Elle m’a bien étonné cette Wascana, quand je l’ai traversée pour me rendre aux Casernes : nous étions au mois d’août, la sécheresse était désolante, toutes les autres rivières manquaient d’eau, et la Wascana débordait.

— Que signifie cette abondance, demandai-je au gouverneur ?

— Elle est toujours pleine d’eau comme ça.

— Alors elle est éclusée ?

— Vous l’avez deviné. Mais, tout de même, il ne faut pas rire de notre Wascana, ajouta le gouverneur en riant lui-même. C’est une rivière qui va se jeter dans la mer ; pas immédiatement, c’est vrai, mais en passant par la Qu’Appelle, la Saskatchewan, le lac Winnipeg, et une série de rivières, de lacs et de fleuves.

Les casernes sont bien installées, et la police qui y séjourne forme un corps de cavalerie de belle apparence.

La ville elle-même n’a rien de bien intéressant, et les arbres y font défaut comme dans presque toutes les villes des prairies.

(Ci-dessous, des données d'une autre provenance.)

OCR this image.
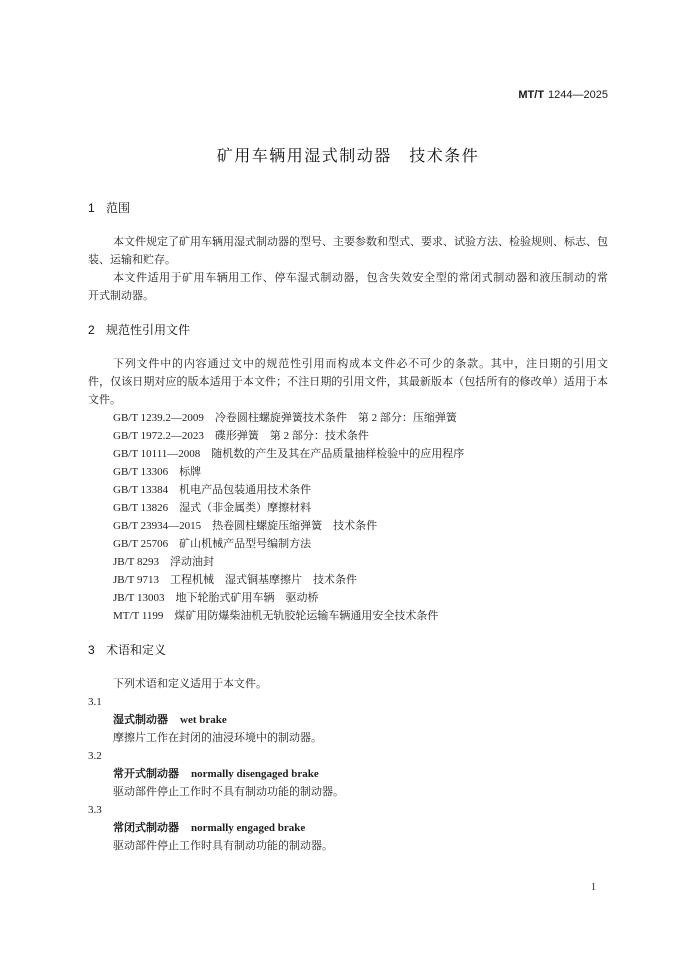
MT/T 1244—2025
矿用车辆用湿式制动器　技术条件
1 范围
本文件规定了矿用车辆用湿式制动器的型号、主要参数和型式、要求、试验方法、检验规则、标志、包
装、运输和贮存。
本文件适用于矿用车辆用工作、停车湿式制动器，包含失效安全型的常闭式制动器和液压制动的常
开式制动器。
2 规范性引用文件
下列文件中的内容通过文中的规范性引用而构成本文件必不可少的条款。其中，注日期的引用文
件，仅该日期对应的版本适用于本文件；不注日期的引用文件，其最新版本（包括所有的修改单）适用于本
文件。
GB/T 1239.2—2009 冷卷圆柱螺旋弹簧技术条件　第 2 部分：压缩弹簧
GB/T 1972.2—2023 碟形弹簧　第 2 部分：技术条件
GB/T 10111—2008 随机数的产生及其在产品质量抽样检验中的应用程序
GB/T 13306 标牌
GB/T 13384 机电产品包装通用技术条件
GB/T 13826 湿式（非金属类）摩擦材料
GB/T 23934—2015 热卷圆柱螺旋压缩弹簧　技术条件
GB/T 25706 矿山机械产品型号编制方法
JB/T 8293 浮动油封
JB/T 9713 工程机械　湿式铜基摩擦片　技术条件
JB/T 13003 地下轮胎式矿用车辆　驱动桥
MT/T 1199 煤矿用防爆柴油机无轨胶轮运输车辆通用安全技术条件
3 术语和定义
下列术语和定义适用于本文件。
3.1
湿式制动器 wet brake
摩擦片工作在封闭的油浸环境中的制动器。
3.2
常开式制动器 normally disengaged brake
驱动部件停止工作时不具有制动功能的制动器。
3.3
常闭式制动器 normally engaged brake
驱动部件停止工作时具有制动功能的制动器。
1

Il y a cependant auprès de la gare un jardin public où verdissent quelques plantations récentes ; mais les pauvres petits arbres que j’y ai vus auront besoin de boire toutes les eaux de la Wascana, s’ils veulent égaler les cèdres et les pins de la Colombie.

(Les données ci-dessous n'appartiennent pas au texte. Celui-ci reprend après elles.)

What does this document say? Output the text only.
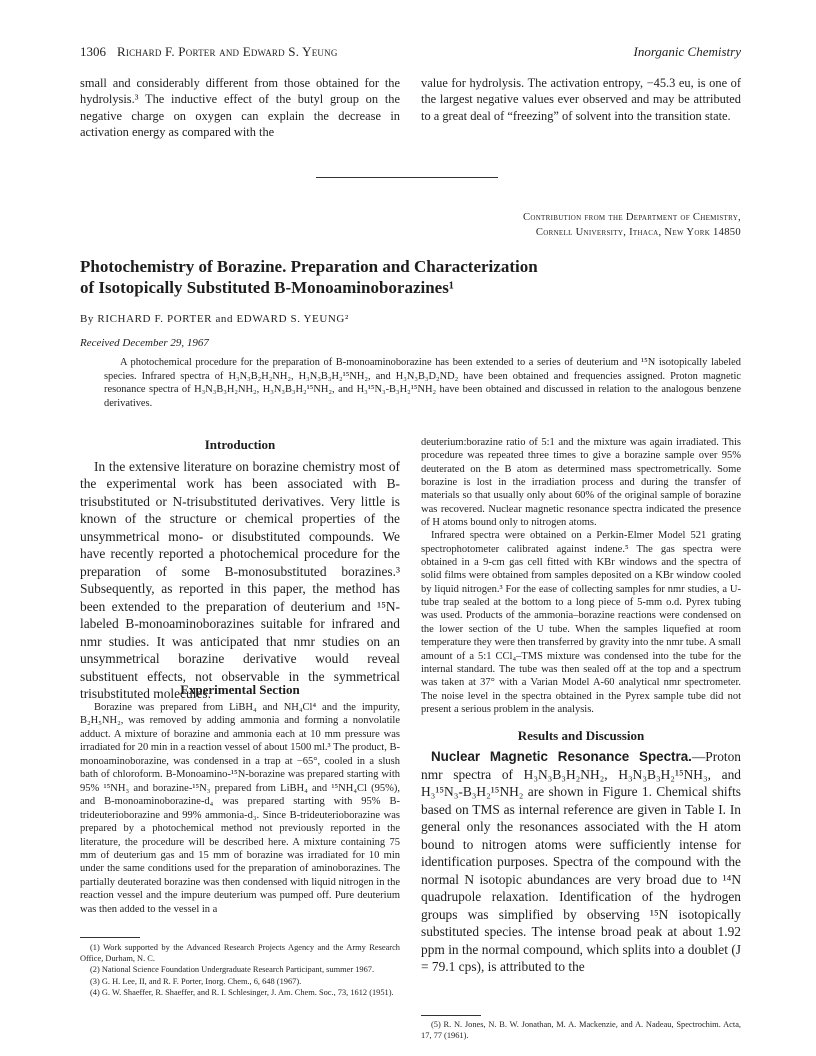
1306 Richard F. Porter and Edward S. Yeung	Inorganic Chemistry
small and considerably different from those obtained for the hydrolysis.³ The inductive effect of the butyl group on the negative charge on oxygen can explain the decrease in activation energy as compared with the
value for hydrolysis. The activation entropy, −45.3 eu, is one of the largest negative values ever observed and may be attributed to a great deal of “freezing” of solvent into the transition state.
Contribution from the Department of Chemistry,
Cornell University, Ithaca, New York 14850
Photochemistry of Borazine. Preparation and Characterization
of Isotopically Substituted B-Monoaminoborazines¹
By RICHARD F. PORTER and EDWARD S. YEUNG²
Received December 29, 1967

A photochemical procedure for the preparation of B-monoaminoborazine has been extended to a series of deuterium and ¹⁵N isotopically labeled species. Infrared spectra of H₃N₃B₂H₂NH₂, H₃N₃B₃H₂¹⁵NH₂, and H₃N₃B₃D₂ND₂ have been obtained and frequencies assigned. Proton magnetic resonance spectra of H₃N₃B₃H₂NH₂, H₃N₃B₃H₂¹⁵NH₂, and H₃¹⁵N₃-B₃H₂¹⁵NH₂ have been obtained and discussed in relation to the analogous benzene derivatives.

Introduction

In the extensive literature on borazine chemistry most of the experimental work has been associated with B-trisubstituted or N-trisubstituted derivatives. Very little is known of the structure or chemical properties of the unsymmetrical mono- or disubstituted compounds. We have recently reported a photochemical procedure for the preparation of some B-monosubstituted borazines.³ Subsequently, as reported in this paper, the method has been extended to the preparation of deuterium and ¹⁵N-labeled B-monoaminoborazines suitable for infrared and nmr studies. It was anticipated that nmr studies on an unsymmetrical borazine derivative would reveal substituent effects, not observable in the symmetrical trisubstituted molecules.

Experimental Section

Borazine was prepared from LiBH₄ and NH₄Cl⁴ and the impurity, B₂H₅NH₂, was removed by adding ammonia and forming a nonvolatile adduct. A mixture of borazine and ammonia each at 10 mm pressure was irradiated for 20 min in a reaction vessel of about 1500 ml.³ The product, B-monoaminoborazine, was condensed in a trap at −65°, cooled in a slush bath of chloroform. B-Monoamino-¹⁵N-borazine was prepared starting with 95% ¹⁵NH₃ and borazine-¹⁵N₃ prepared from LiBH₄ and ¹⁵NH₄Cl (95%), and B-monoaminoborazine-d₄ was prepared starting with 95% B-trideuterioborazine and 99% ammonia-d₃. Since B-trideuterioborazine was prepared by a photochemical method not previously reported in the literature, the procedure will be described here. A mixture containing 75 mm of deuterium gas and 15 mm of borazine was irradiated for 10 min under the same conditions used for the preparation of aminoborazines. The partially deuterated borazine was then condensed with liquid nitrogen in the reaction vessel and the impure deuterium was pumped off. Pure deuterium was then added to the vessel in a

(1) Work supported by the Advanced Research Projects Agency and the Army Research Office, Durham, N. C.

(2) National Science Foundation Undergraduate Research Participant, summer 1967.

(3) G. H. Lee, II, and R. F. Porter, Inorg. Chem., 6, 648 (1967).

(4) G. W. Shaeffer, R. Shaeffer, and R. I. Schlesinger, J. Am. Chem. Soc., 73, 1612 (1951).

deuterium:borazine ratio of 5:1 and the mixture was again irradiated. This procedure was repeated three times to give a borazine sample over 95% deuterated on the B atom as determined mass spectrometrically. Some borazine is lost in the irradiation process and during the transfer of materials so that usually only about 60% of the original sample of borazine was recovered. Nuclear magnetic resonance spectra indicated the presence of H atoms bound only to nitrogen atoms.

Infrared spectra were obtained on a Perkin-Elmer Model 521 grating spectrophotometer calibrated against indene.⁵ The gas spectra were obtained in a 9-cm gas cell fitted with KBr windows and the spectra of solid films were obtained from samples deposited on a KBr window cooled by liquid nitrogen.³ For the ease of collecting samples for nmr studies, a U-tube trap sealed at the bottom to a long piece of 5-mm o.d. Pyrex tubing was used. Products of the ammonia–borazine reactions were condensed on the lower section of the U tube. When the samples liquefied at room temperature they were then transferred by gravity into the nmr tube. A small amount of a 5:1 CCl₄–TMS mixture was condensed into the tube for the internal standard. The tube was then sealed off at the top and a spectrum was taken at 37° with a Varian Model A-60 analytical nmr spectrometer. The noise level in the spectra obtained in the Pyrex sample tube did not present a serious problem in the analysis.

Results and Discussion

Nuclear Magnetic Resonance Spectra.—Proton nmr spectra of H₃N₃B₃H₂NH₂, H₃N₃B₃H₂¹⁵NH₃, and H₃¹⁵N₃-B₃H₂¹⁵NH₂ are shown in Figure 1. Chemical shifts based on TMS as internal reference are given in Table I. In general only the resonances associated with the H atom bound to nitrogen atoms were sufficiently intense for identification purposes. Spectra of the compound with the normal N isotopic abundances are very broad due to ¹⁴N quadrupole relaxation. Identification of the hydrogen groups was simplified by observing ¹⁵N isotopically substituted species. The intense broad peak at about 1.92 ppm in the normal compound, which splits into a doublet (J = 79.1 cps), is attributed to the

(5) R. N. Jones, N. B. W. Jonathan, M. A. Mackenzie, and A. Nadeau, Spectrochim. Acta, 17, 77 (1961).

Il y avait longtemps que nous reposions tranquillement dans notre char-dortoir quand le train régulier en destination de l’Ouest vint nous remorquer. Il était à peine quatre heures du matin, et le soleil allait bientôt se lever. Mais comme je ne suis pas payé pour être aussi matinal que lui, je ne résistai pas à la tentation de me rendormir.

Quand je m’éveillai, nous étions à Moosejaw, traduction fort abrégée d’un nom indien que je serais bien embarrassé d’écrire, et qui signifie la petite rivière où un homme Blanc a réparé une charrette avec une mâchoire de bison. Ma foi, je ne blâme pas les Anglais d’avoir abrégé un pareil nom. Il eut été incommode dans la langue des affaires, pour des gens plus pressés que les Sauvages.

La voie monte graduellement et nous dépassons plusieurs stations sans importance.

Étrange pays, en vérité !

Il y a des jours et des nuits que nous courons à toute vitesse dans un train rapide, et quand nous regardons aux fenêtres de notre char-palais, nous pourrions croire que nous sommes toujours au même endroit, car l’horizon est toujours le même. C’est toujours la Prairie étendant à l’infini, dans toutes les directions, ses vastes solitudes, inondées de lumière.

Incommensurable tapis, tantôt vert, tant jaunâtre et brûlé par le soleil, tantôt plaqué d’immenses taches noires où le feu a passé.

Ici apparaissent de petits lacs desséchés, dont le lit couvert d’une couche de sel toute crevassée, est blanc comme neige. Là sourient, comme des champs de fleurs rouges, des bas-fonds dont les eaux saturées d’alcali ont rougi les herbes. Plus loin brillent, comme de larges plaques d’argent, de vrais lacs dormants, où s’ébattent des milliers de canards et d’oies sauvages.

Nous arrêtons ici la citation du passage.